Etiquette Central and the Conundrums of the Universe (or: How to Acquire a Ridiculous Amount of Precious Jewels Though Etiquette Acumen)

People’s reaction to etiquette is either to dismiss it with a sniff or declare that they know, oh they know all about etiquette. Ha! The people who are insulting run back to etiquette’s loving embrace when they want permission to behave badly and the ones who brag are unaware that the first rule of etiquette is never state that you know how to behave. Simply and silently behave well: hat is the sacred decree of all etiquette mavens which I am breaking solely for your benefit, Darling. 

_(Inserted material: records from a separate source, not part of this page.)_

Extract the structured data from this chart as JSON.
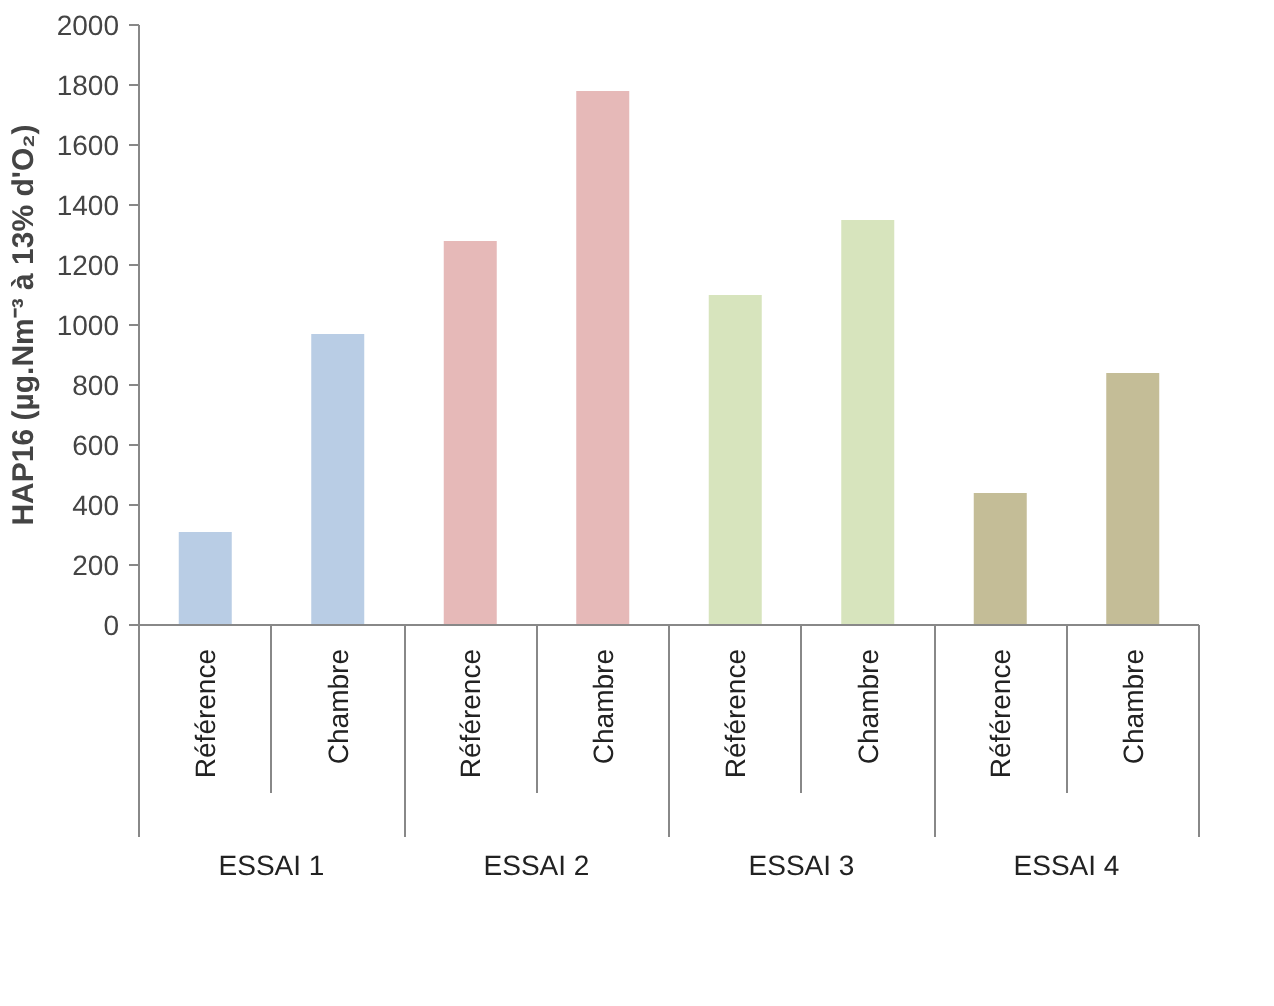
{
  "chart_data": {
    "type": "bar",
    "ylabel": "HAP16 (µg.Nm⁻³ à 13% d'O₂)",
    "categories": [
      "Référence",
      "Chambre",
      "Référence",
      "Chambre",
      "Référence",
      "Chambre",
      "Référence",
      "Chambre"
    ],
    "annotations": [
      "ESSAI 1",
      "ESSAI 2",
      "ESSAI 3",
      "ESSAI 4"
    ],
    "values": [
      310,
      970,
      1280,
      1780,
      1100,
      1350,
      440,
      840
    ],
    "colors": [
      "#b9cde5",
      "#b9cde5",
      "#e6b9b8",
      "#e6b9b8",
      "#d7e4bd",
      "#d7e4bd",
      "#c4bd97",
      "#c4bd97"
    ],
    "ylim": [
      0,
      2000
    ],
    "yticks": [
      0,
      200,
      400,
      600,
      800,
      1000,
      1200,
      1400,
      1600,
      1800,
      2000
    ],
    "grid": false
  }
}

And this idea that etiquette is easy? Ha! Here’s a simple one for you: Edwina and Gilbertina go to lunch. The bill is $60. Edwina presents a membership card which gives a discount – the bill is now $50. Do they split the bill based on $60 or $50?

Etiquette Central lives and breathes for questions like this, word puzzles that make people who aced the LSATs sob into their duvets. To answer correctly one must know – Did one of them invite the other? Was it clear to both of them that they were splitting the bill? Who has more disposable income? Further: What is the financial relationship between the two? Have they been to this restaurant before and who choose it? Then we up the ante: Did Edwina PAY for the membership or was it given for free? Does one of the two have a habit of trying to wiggle out of paying? And onward: Was the total of what they ate about the same? Did one have more taxable food than the other?

We can do this for hours. HOURS.

Giving the proper answers to etiquette questions is not a matter of looking in a book (or, Heaven Forfend!, look on-line) it requires skill, rum, delicacy, time, a huge library, hot buttered-scones, decades of experiences, mystic qualities and high-quality chocolates. You can’t rush greatness. You need to be thoroughly versed in alchemy, astronomy, astrology, ergonomics, economics, Pooh-sticks, reading runes and badminton.

People toss you a question like: “I am a bride-to-be and I would like to have only two dessert options at my wedding. Is that OK?” “Halt!” cries etiquette. Is it Tuesday? Is the barometer rising or falling? Are the peonies in bud? Hand over your coffee cup so I can look at the dregs and do you do your car maintenance as the manufacturer recommends?

Do you think I got these emeralds from the Viscountess because I rattled off an answer in three minutes? If you want a three-minute answer, you will get an answer that will result in you acquiring hives and a six-month suspended sentence with 400 hours of community service. Greatness takes times.

What is your favorite vegetable? How do the odds for betting on the Preakness look? What is your birth order and are you allergic to apricots? Questions such as these have resulted in my owning THREE, yes THREE, tiaras and a diamond brooch that would choke a hippopotamus.

Darling, I have too-too fabulous cuticles and enough bling to out-shine Vegas; when I walk into nice cafes, the waiters toss rose petals and lay down velvet cloaks for me to walk on. Etiquette wins.